Originally posted in MedPage Today
She is 11, a fifth grader, as prepubescent as nature allows, and utterly terrified.
Her fifth grade peer group typically does not guard its language nor govern its remarks, so every utterance is attention-demanding, black-and-white, dripping with drama. And she hears the constant drumbeat reporting of wave upon wave of flu anecdotes, of vaccine and medication shortages, of absenteeism, hospitalizations, death . . . even more than the history lesson, more than the math, more than the reading.
School had become nightmarish enough with the onset of puberty, but all this tension has quite collapsed any sense of security. Even mom acts afraid.
And this tension is reinforced by the endless health warnings delivered by faculty, administration, and media. She must learn a new way to cough, into her sleeve they say, but her school uniform is short-sleeved; and she has to use Purell® but her eczema is on fire from the alcohol. And now with a sore throat and her fear that a cold will kill her, she and her mother finally seek medical attention, convinced that the worst is soon and inevitable.
What is the impact on children and families when every 15 minutes there is an “update” on the latest H1N1 news? The Health Department serves up statistics and guidelines to professionals with incredible frequency these days: hospitalization plus morbidity/mortality rates, availability of medication, utilization of medication, changes in vaccine availability and guidelines for use and/or delivery plus demographics as to who is to be vaccinated and who isn’t.
All this interspersed with items reporting U.S. vaccine production shortfalls, then vaccine distribution plans through commercial, big-chain pharmacies and supermarkets but not physician offices, or to special groups on Wall Street or at Guantanamo.
It is all bewildering enough to the professional. What must this be like for the patient, for the child told they are at greatest risk, or the pregnant woman, or the elderly who are advised that they “don’t need it”?
Let’s examine crisis management now that a “Declaration of H1N1 National Health Emergency” has been evoked, especially since we clearly have an inadequate supply of vaccine, an appearance of inequitable distribution of those limited supplies, and, perhaps, inadequate or unavailable supplies of antiviral medications.
A recent New England Journal of Medicine article addresses mandatory vaccination of healthcare workers in N.Y. State (Nov. 6, 2009). “Mandatory vaccination of healthcare workers raises important questions about the limits of a state’s power to compel individuals to engage in activities in order to protect the public.”
Workers in N.Y. assert that compulsory vaccination violates the 14th amendment (deprivation of liberty without due process), but a 1905 case about mandatory smallpox vaccination (Jacobson v Massachusetts) established the government’s (Health Department’s) authority to impose restrictions on private rights for the sake of public welfare.

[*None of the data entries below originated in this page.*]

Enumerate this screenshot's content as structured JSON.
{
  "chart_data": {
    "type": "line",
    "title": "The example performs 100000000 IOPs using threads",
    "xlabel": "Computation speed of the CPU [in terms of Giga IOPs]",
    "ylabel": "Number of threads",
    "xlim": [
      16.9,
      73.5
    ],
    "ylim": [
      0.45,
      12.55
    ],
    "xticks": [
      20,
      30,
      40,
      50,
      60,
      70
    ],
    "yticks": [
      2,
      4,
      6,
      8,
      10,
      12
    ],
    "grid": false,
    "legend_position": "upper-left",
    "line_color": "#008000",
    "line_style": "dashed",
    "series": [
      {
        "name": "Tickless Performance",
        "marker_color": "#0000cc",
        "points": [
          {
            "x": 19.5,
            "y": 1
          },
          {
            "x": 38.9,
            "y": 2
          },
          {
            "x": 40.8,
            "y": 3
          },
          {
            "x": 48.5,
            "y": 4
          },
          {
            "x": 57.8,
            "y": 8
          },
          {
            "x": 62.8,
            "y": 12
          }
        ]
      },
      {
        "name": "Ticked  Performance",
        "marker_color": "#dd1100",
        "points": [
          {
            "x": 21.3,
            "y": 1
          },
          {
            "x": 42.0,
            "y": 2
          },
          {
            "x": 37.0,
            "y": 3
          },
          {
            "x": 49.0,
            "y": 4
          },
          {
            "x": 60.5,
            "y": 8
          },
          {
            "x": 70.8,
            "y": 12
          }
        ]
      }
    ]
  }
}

Such measures include immunization requirements for school entry and continued attendance, quarantining (PC note: now called “sheltering-in-place”), restrictions on access and travel, authorized healthcare personnel selection, seizure and/or destruction of property, and so on. The law includes criminal penalties for those who refuse.
In effect, the law allows, once an emergency is declared, that the Public Health Authority can compel treatment (vaccination as well as anything else deemed necessary and appropriate), enforce travel restrictions (say, to a school or hospital declared contaminated and thus part of a containment zone), commandeer, ration, and control water, food and medication supplies, and use medical and/or public facilities as deemed necessary for the management of the health crisis.
Under the U.S. Constitution, state and local governments have the primary responsibility and legal authority for public health. Also part of their mission and duties is the repetitious cycle of public information, believed by the Public Health community to reinforce the notion that its comportment is “for the public good” and to achieve its mission.
The notion that we are in full crisis mode is recognizable, especially when school children are as much victimized by the virus as the constant alarms being rung.
It is interesting to note that the Australians and New Zealanders who are now looking backwards at their flu season, have published data that suggests that their recent season was far less severe than originally feared. Lots of folks down under heard the warning and got vaccinated. Interestingly, the Canadians are not vaccinating for H1N1 but rather emphasizing the “regular” flu vaccine; and the Mexican events are much less turbulent now than before. And note that any separate pandemic novel A(H1N1) vaccination programs in the European Union (Great Britain, France, Germany, plus Sweden, Belgium and Denmark) have not even made the news cycle.
While the numbers affected look significant, the results seem manageable. Perhaps we can tone down the sky-is-falling just a bit? And besides, most Americans are aware and pursuing the advice of their physicians. We get it.
Our 11-year-old will need counseling, but she will be all right. What may not survive, however, is the trust that we have placed in Public Health Programs that are based on force and coercion and are relics of the 19th century — 21st century public health depends on good science, consistent statements, good communications, and trust that public health officials engage only in apolitical truth-telling.
Constitutional rights should be an ally rather than an enemy of public health — 21st century public health requires preserving personal liberty.
Jeffrey Hall Dobken is an assistant clinical professor of pediatric immunology and allergy, and certified bioethicist, at Weill Cornell School of Medicine in New York City.